To answer Q2-Q3, we conducted a series of experiments with different defense methods against various attack scenarios. The results based on GCN are summarized in Tabel 3 and the other results based on SGC can be found in Section D of Supplemental Material. Observations are concluded in this experiments.

  • RDC-GVFL exhibits a higher level of robustness compared to other defense methods: RDC-GVFL consistently outperforms unsecured and Krum under various attack scenarios. For instance, on the GVFL based on two participants with Cora dataset, when a malicious participant performs Flipping attack, our RDC-GVFL framework demonstrates a remarkable accuracy improvement from 20.50% to 70.76%, while Krum only manages to enhance the accuracy to 28.01% from the same starting point of 20.50%.

  • Discarding malicious embeddings harms GVFL: RDC-GVFL without correction does not generally improve accuracy compared to unsecured.
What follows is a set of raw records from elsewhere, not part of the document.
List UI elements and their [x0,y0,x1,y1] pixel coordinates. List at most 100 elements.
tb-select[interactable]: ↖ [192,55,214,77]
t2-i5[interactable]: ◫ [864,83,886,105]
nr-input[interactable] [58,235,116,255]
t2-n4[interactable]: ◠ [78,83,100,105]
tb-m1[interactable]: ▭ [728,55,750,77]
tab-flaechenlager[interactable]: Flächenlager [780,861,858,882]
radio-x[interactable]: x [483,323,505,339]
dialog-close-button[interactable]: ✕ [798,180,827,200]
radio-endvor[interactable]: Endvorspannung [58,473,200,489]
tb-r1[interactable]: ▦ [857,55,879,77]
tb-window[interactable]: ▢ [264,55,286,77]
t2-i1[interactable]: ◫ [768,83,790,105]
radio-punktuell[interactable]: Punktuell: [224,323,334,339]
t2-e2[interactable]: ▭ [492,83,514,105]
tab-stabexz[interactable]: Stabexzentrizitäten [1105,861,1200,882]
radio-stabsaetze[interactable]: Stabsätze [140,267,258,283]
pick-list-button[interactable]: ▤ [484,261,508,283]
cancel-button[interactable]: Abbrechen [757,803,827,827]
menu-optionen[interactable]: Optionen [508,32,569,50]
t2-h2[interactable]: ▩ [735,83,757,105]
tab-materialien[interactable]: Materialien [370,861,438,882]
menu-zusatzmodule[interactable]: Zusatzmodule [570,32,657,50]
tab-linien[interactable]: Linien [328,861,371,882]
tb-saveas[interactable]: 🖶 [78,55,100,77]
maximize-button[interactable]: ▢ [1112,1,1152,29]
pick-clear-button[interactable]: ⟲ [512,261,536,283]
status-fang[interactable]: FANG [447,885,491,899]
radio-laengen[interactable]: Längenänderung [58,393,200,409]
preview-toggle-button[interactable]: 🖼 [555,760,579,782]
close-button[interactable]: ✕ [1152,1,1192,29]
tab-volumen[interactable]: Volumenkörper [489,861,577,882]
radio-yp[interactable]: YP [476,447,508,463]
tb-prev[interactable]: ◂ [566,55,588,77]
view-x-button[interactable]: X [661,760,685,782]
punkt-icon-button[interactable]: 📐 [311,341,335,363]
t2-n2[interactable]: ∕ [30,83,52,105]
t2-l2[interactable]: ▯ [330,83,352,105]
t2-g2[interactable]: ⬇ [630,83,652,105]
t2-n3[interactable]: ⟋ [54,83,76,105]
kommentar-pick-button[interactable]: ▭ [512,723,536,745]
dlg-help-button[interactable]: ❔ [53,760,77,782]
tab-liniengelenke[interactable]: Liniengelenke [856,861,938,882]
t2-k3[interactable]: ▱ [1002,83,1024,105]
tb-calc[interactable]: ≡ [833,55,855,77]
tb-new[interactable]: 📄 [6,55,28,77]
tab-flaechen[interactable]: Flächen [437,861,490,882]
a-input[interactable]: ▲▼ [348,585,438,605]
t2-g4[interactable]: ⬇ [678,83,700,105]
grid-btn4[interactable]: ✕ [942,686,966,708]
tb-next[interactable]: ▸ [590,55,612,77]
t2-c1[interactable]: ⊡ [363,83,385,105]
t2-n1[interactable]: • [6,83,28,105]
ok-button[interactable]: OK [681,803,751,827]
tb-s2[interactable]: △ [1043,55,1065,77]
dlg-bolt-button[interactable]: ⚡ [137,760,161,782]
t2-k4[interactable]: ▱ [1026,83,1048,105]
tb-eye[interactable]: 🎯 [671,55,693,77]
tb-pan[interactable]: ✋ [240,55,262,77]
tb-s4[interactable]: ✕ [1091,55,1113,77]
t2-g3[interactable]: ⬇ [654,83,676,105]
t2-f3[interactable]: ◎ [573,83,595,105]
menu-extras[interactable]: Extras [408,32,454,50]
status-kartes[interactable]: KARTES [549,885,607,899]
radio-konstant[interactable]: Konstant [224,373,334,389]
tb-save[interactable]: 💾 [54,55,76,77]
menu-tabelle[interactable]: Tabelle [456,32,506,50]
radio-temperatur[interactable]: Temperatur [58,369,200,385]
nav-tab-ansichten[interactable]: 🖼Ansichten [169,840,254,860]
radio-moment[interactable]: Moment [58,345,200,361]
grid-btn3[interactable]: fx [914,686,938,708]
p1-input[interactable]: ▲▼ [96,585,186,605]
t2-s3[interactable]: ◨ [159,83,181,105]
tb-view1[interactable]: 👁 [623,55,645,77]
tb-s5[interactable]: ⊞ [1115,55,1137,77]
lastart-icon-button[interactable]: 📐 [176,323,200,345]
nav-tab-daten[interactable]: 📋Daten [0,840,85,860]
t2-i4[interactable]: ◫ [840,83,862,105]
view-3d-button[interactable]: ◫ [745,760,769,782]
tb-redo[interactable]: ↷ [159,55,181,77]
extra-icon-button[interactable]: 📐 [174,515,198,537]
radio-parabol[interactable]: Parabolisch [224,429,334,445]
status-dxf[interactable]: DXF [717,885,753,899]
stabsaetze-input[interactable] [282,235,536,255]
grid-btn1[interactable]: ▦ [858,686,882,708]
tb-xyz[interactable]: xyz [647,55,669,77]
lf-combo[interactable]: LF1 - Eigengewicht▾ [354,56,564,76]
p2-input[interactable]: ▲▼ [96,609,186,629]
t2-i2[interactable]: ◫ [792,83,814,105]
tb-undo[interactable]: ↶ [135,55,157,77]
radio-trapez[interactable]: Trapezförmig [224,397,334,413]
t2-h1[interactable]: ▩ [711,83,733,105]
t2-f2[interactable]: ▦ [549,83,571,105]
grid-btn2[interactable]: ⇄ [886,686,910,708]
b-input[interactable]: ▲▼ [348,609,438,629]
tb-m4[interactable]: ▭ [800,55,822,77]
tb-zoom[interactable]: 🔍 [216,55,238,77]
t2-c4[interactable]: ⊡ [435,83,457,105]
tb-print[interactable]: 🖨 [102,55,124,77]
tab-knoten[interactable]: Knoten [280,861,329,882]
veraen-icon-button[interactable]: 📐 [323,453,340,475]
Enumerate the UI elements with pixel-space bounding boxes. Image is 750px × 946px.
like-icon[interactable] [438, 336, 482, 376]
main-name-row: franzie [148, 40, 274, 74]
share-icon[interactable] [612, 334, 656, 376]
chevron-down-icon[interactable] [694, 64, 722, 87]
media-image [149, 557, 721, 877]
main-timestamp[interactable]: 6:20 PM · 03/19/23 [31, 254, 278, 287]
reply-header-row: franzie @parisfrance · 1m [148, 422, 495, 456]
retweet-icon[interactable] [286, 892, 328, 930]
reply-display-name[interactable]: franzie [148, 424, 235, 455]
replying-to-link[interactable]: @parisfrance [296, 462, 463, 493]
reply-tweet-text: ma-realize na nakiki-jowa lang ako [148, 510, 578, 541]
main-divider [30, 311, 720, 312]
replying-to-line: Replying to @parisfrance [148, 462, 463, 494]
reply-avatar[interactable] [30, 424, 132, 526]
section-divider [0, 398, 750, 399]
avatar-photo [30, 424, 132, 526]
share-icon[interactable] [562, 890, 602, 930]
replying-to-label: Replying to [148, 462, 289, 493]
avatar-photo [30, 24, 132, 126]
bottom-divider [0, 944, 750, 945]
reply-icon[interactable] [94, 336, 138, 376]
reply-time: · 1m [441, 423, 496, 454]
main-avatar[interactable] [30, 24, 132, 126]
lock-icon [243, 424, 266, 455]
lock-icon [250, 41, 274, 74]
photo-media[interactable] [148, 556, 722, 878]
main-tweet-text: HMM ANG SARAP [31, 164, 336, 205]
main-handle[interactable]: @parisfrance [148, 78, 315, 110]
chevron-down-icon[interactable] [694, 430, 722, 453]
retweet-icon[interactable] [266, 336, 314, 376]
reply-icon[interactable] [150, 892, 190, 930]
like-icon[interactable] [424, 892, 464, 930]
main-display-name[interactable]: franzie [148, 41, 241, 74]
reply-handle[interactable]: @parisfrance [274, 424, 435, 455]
This observation suggests that malicious embeddings contain information useful for model prediction, emphasizing the importance of their correction.

  • Negligible loss of accuracy with RDC-GVFL: In the absence of an adversary, the use of the RDC-GVFL framework results in a maximum accuracy degradation of less than 10%. However, in the presence of an adversary, the RDC-GVFL framework can significantly enhance model accuracy and ensure the robustness of the GVFL system.

5 Conclusion

In this work, we introduced a novel robust framework of GVFL integrated with the Shapley-based detection and the correction mechanism to effectively defend against various attacks during inference in GVFL. In addition, the proposed detection method may have much wider applications due to the post-processing property. Through extensive experiments, we have demonstrated that our framework can achieve high detection rates for malicious participants and enhance the robustness of GVFL. For future work, we plan to extend our method to more scenarios and explore more effective defense methods for robust GVFL.